Augmented Reality (AR) technology allows for the creation of an experience where both the real world and the virtual world may interact and influence each other.
Now consider the situation if you have an AR system that pulls in some data from the real world. You put on your head-mounted display (HMD) such as a HoloLens (that you take with you on vacation everywhere!) and look in to the engine bay. Your mechanic friend is sent a 3D mapping of the engine; as you look around you see screws and bolts in the real world glow yellow through the HMD view as she points and clicks on them from her end of the remote call. You tighten the right screw and the day is saved. You fix your engine with the help of your trusty mechanic friend, AR, and remote collaboration.
This is an ideal scenario and there are many challenges to face when developing a remote collaboration system like this. This article will focus on a seemingly small part of the above scenario: remote embodied interaction.
An interaction is Embodied when it incorporates some aspect of the real world—physical constructs and/or social relationships—into the interaction.

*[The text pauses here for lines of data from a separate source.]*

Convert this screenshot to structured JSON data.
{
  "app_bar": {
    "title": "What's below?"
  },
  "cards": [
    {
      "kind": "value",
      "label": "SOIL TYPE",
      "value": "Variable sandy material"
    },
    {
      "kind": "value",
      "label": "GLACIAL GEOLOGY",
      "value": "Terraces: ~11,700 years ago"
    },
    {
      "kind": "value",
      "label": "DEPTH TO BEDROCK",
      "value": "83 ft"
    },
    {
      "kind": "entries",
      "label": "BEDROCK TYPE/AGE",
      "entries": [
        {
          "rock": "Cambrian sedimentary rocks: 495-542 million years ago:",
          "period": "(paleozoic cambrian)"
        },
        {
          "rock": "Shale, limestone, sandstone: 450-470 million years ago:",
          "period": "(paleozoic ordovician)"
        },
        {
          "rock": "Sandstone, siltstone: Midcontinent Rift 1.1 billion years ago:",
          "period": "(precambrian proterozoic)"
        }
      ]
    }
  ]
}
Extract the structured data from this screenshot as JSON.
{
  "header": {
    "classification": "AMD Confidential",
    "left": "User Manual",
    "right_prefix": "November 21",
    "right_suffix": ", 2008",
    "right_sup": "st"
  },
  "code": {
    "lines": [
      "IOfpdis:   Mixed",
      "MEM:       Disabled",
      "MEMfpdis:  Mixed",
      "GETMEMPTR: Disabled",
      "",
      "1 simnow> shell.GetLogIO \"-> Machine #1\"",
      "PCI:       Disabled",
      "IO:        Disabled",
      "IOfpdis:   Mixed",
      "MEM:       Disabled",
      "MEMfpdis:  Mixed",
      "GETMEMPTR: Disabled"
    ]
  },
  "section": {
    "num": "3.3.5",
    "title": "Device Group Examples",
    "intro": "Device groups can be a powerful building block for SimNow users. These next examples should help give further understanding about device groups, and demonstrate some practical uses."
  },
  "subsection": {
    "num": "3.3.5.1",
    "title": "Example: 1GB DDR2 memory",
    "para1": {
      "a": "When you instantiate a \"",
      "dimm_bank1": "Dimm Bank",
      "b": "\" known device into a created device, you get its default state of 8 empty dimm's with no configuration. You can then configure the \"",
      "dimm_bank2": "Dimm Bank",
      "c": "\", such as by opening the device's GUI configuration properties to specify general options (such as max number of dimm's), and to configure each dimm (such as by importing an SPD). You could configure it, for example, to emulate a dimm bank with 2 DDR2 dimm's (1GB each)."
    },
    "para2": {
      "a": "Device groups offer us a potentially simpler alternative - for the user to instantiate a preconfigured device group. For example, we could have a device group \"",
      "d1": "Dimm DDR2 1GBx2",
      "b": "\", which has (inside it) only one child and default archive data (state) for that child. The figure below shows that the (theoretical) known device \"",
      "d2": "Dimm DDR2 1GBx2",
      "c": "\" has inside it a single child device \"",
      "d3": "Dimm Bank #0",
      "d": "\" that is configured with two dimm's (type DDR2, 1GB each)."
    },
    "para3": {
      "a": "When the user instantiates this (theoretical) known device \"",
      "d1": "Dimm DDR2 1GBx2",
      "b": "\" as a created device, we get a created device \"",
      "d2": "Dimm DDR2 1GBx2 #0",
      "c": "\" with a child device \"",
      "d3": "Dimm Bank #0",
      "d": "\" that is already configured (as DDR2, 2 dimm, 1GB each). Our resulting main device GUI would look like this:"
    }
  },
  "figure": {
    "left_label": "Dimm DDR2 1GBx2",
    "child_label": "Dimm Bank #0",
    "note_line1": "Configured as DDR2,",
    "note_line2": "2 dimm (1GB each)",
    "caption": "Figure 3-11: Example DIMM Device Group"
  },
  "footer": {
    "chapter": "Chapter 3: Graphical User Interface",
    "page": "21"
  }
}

As your friend chooses which screws and bolts to point out to you there are actually many possibilities for how that communication is handled in your AR experience. The yellow glow is an example of a remote embodied interaction, your friend might have simply touched the screw on her touch-screen display but that physical interaction needs to be translated and then remotely communicated to you. This can be done in many ways—a virtual hand points at parts of the engine, a tiny virtual avatar sits atop your engine and follows your friends movements, your friend draws lines into your view, and many other possibilities. Lets look at some of these solutions for remote embodied interaction that are being explored in research and commercial products.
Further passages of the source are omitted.